PUHS co-salutatorian Cosette Whitcoe is aiming for a career as a lawyer.

“An exchange student from Germany came here and she was awesome. She lived with me and she just told me, ‘You have to do it,’ and I was like, ‘OK.’”

That, Cosette Whitcoe said, is how she ended up deciding to spend her junior year of high school in Denmark, studying at a school in Copenhagen.

She said that the experience influenced her “a thousand percent,” and helped her think about some of her personal priorities.

But it also meant that she was surprised when she learned, earlier this year, that she was a co-salutatorian of her class at Patagonia Union High School.

“I wasn’t really expecting it, because I was gone for a year,” she said. “But it always was something that I worked for. So it was relieving, but it made my tummy feel like… when you go on a bump or a dip.”

Whitcoe said that her parents always supported her and her teachers had motivated her to succeed.

“That’s what I love about going to this school,” she said, adding that all of her teachers had been “amazing,” but a few stood out.

“Ms. (Journee) Hayes, she’s the English teacher, and every single time you’re in her class, you want to be there. It’s not a class that you’re not looking forward to and she’s always interesting when she teaches,” Whitcoe said.

“Mr. (Kenny) Hayes, he’s the history teacher, and I’ve always just loved history,” she said. “But it’s easy to teach history in a boring way. He does not do that at all, he’s really awesome.”

And, although his class isn’t among her favorite subjects, math teacher Gilbert Melanson also made Whitcoe’s list: “He’s just, really good at his job!”

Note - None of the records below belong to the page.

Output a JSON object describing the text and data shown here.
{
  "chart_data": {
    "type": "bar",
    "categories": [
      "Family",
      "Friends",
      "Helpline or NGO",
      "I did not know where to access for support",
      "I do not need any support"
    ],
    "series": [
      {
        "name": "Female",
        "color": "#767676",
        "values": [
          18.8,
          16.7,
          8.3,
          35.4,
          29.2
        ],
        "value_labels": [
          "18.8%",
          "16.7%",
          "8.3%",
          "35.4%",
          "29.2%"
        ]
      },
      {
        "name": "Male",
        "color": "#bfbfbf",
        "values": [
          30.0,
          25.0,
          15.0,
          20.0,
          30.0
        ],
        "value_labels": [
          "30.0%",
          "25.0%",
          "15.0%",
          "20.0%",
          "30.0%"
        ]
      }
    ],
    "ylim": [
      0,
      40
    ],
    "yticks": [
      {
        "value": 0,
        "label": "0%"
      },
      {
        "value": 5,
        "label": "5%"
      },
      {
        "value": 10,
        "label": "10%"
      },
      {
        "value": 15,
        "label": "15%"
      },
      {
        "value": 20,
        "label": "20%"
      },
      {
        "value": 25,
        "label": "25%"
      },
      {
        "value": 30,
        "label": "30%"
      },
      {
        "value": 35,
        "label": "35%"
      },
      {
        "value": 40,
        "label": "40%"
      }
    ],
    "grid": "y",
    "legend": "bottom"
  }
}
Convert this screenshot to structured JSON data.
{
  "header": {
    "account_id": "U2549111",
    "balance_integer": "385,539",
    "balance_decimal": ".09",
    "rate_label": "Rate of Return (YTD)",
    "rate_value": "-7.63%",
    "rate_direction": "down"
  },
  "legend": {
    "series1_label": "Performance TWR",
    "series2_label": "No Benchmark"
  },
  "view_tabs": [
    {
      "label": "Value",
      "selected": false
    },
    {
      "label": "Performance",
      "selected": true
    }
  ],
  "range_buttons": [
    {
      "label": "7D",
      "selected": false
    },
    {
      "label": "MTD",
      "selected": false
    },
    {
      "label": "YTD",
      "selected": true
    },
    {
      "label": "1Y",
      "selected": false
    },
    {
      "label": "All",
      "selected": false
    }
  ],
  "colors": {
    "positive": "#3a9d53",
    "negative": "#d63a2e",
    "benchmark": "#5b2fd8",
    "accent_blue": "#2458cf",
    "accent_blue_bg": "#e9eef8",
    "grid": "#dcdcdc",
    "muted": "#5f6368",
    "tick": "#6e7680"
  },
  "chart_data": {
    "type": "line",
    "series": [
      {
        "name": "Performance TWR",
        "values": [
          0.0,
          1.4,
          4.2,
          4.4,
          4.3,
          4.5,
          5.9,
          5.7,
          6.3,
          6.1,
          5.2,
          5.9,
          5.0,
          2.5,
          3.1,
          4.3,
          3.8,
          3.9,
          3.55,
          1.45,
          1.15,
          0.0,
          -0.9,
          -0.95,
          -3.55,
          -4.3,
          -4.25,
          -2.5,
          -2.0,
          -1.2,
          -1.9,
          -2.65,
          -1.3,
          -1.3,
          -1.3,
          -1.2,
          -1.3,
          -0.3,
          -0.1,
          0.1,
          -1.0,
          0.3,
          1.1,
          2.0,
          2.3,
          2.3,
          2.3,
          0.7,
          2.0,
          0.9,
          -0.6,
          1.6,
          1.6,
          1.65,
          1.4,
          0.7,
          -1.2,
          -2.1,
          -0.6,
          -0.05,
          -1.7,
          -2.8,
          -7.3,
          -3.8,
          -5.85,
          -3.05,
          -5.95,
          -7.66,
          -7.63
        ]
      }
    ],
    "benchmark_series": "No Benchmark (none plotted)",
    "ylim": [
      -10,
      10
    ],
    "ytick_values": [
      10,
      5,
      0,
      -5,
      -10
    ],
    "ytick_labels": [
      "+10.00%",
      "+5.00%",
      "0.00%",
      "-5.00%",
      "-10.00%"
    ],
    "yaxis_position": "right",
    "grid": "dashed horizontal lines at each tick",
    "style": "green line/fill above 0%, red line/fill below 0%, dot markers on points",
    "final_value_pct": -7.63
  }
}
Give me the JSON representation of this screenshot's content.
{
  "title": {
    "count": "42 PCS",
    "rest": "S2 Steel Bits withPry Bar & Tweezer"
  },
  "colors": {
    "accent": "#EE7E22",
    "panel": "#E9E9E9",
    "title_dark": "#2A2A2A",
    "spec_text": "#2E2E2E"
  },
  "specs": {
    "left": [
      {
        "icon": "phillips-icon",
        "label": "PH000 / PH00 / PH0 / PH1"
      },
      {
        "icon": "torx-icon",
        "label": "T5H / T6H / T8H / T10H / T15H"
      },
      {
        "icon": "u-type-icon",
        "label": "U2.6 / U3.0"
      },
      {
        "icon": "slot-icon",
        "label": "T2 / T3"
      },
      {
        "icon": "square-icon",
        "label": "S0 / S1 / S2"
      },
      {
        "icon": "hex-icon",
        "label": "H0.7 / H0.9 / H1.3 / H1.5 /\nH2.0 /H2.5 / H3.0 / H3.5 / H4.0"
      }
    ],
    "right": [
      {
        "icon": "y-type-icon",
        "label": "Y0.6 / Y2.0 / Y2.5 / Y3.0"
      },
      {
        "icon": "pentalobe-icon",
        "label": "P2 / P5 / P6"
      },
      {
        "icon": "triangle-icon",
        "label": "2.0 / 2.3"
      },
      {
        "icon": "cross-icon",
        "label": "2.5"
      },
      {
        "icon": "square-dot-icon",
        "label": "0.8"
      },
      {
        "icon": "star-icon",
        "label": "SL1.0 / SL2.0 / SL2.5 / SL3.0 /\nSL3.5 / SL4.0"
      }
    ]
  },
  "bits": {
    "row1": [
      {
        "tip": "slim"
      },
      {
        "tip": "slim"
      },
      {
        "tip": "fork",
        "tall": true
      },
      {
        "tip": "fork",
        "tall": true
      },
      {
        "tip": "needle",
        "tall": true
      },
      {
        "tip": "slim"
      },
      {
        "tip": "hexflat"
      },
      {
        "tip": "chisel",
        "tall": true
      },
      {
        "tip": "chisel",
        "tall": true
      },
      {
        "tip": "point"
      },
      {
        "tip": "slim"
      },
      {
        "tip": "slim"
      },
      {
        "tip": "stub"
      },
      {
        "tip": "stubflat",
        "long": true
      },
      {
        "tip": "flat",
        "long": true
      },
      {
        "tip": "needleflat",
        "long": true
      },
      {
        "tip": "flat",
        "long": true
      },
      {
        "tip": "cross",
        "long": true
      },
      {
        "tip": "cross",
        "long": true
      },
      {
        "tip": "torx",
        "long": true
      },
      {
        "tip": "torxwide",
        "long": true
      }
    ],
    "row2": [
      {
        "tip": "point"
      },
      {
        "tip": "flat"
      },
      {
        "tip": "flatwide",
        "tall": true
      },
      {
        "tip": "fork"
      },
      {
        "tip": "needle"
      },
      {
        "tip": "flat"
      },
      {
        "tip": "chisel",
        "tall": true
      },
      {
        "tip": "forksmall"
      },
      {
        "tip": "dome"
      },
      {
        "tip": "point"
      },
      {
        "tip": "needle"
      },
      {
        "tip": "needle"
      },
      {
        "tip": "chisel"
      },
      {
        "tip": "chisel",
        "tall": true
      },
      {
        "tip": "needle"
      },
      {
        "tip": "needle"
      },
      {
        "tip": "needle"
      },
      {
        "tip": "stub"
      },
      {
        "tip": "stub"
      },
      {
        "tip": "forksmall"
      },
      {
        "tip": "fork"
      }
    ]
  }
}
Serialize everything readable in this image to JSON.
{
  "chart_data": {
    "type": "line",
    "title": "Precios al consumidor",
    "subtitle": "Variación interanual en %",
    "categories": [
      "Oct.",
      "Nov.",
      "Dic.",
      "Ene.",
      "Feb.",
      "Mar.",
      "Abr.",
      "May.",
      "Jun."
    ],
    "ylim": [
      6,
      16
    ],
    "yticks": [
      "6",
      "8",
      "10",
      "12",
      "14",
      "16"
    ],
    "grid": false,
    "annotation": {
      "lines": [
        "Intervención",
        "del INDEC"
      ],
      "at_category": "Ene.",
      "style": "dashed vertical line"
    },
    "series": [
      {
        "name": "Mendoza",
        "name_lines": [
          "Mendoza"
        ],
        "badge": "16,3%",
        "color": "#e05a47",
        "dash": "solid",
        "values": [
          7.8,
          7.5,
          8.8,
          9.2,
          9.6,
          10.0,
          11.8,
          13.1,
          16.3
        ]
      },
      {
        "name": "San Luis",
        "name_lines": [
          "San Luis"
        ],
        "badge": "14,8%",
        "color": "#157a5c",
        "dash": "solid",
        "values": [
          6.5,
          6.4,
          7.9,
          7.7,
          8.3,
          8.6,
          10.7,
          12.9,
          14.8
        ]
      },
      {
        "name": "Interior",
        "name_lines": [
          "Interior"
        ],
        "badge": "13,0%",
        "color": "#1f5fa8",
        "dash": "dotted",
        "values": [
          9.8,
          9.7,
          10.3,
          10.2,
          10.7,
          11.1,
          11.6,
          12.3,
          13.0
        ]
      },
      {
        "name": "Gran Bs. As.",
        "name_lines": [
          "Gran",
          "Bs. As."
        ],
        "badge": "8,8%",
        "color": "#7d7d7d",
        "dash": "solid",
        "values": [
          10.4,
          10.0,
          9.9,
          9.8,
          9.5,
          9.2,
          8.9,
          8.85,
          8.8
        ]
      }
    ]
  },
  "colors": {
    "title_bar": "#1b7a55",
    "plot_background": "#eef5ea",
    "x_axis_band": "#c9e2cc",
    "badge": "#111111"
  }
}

In her three years at PUHS, Whitcoe was an athlete and student representative. In her senior year, she was the president of the student council.

Basketball, she said, was the most important activity to her, “but also I love student council, it’s given me an opportunity to get out of my shell a little bit more.”

In the fall, Whitcoe will head to the University of Arizona to study for an interdisciplinary degree in philosophy, politics, economics and law.

Ultimately, she wants to be a lawyer.

“You see everything going on in this world and I just want to be a person that contributes to a positive change,” Whitcoe said. “I think that for me my main way is to be a lawyer.”